St Katherine is located 1570 m above sea level, and the 106 km from the coast was just about all uphill. We hardly noticed it as the scenery was so unusual with the mountains changing colour from white, red, blue, black and purple. We cycled past Ferrin Oasis, with (as can be expected) loads of palm trees and only reached St Katherine, situated at the foot of biblical Mt Sinai, after sunset.


We were away from the coast, and it was freezing cold by the time we pulled into Fox camp, where we pitched our tents as quickly as possible. Ernest still made food, but I refused to leave the tent or sleeping bag.

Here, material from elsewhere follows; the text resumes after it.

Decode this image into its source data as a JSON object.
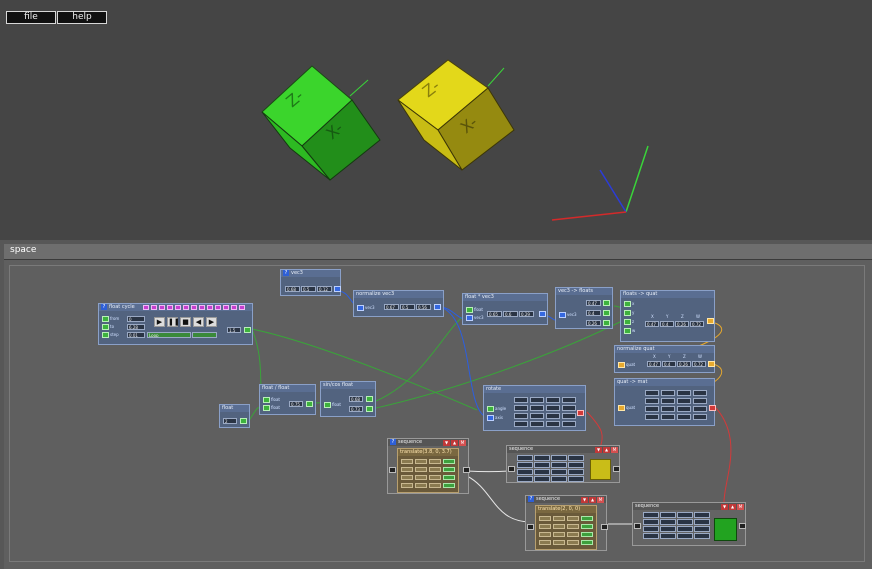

The next day we waited till the sun warmed the air before we surfaced at around 09h30. We lazed around all day, only leaving to visit the nearby St Catherine’s monastery constructed between the year 527 – 565. The village of Saint Katherines has an old and fascinating history, important to all three major Abrahamic religions (Christianity, Islam and Judaism). It is said to be the place where Moses received the Ten Commandments as well as the place that the profit Mohamad wrote about in his Letters to monks.


That evening we joined the other travelers in a large Bedouin tent in camp where a fire was lit, and it was surprisingly warm inside.


On the 12th we decided to be a bit more active, but first had to defrost, and it was midday by the time we started up Mt Sinai. A beautiful walk up the mountain with stunning scenery of the surrounding mountains. At the summit, we found a mosque, still used by Muslims as well as a Greek Orthodox chapel. We explored all there was to see and only got back at around 16h00 and joined the others in the tent where there was already a fire going.


13 February - St Katherines - Desert Camp - 91km

On 13 February we woke to ice on the tent, and I knew it was time to pack up and seek warmer weather. Once again it was 12h00 before we left and it was a somewhat hilly ride heading for the East coast.


14-18 February - Desert Cape - Dahab - 45km

Two days later we arrived in Dahab a smallish town on the Gulf of Aqaba, and much warmer than the mountainous interior of Sinai. Years ago it was a small Bedouin village, but today it is a major (but still low-key) diving destination. It had a real holiday feel to it with a turquoise sea, palm trees, waterside restaurants, and plenty of budget accommodation it was just what I needed. We found a room for 30 Egyptian pounds (with hot showers) practically on the beach, and the upstairs bar next door had "happy hour" from 4 to 7 (it seems we picked the right spot). We stayed a few days enjoying the warmer weather, snorkeling, reading and eating in the many waterfront restaurants.


19 February - Dahab - Nuweiba - 82km

We lazed about in laid-back Dahab, and by the 19th the wind picked up, an indication that it was time to move on. We packed up and headed for Nuweiba. An uphill ride against the wind, and it was after dark that we eventually arrived in Nuweiba. We settled for the first camp we found. Dolphin Camp was an excellent choice, right on the beach, a real paradise. Nuweiba must be as close to paradise as one can get. It is also home to Nuweiba Port from where several ferries run to Aqaba in Jordan.


We had by then reached the end of our Egypt tour, and it was time to cross into Jordan. We lazed around some more before taking the ferry to Aqaba, Jordan.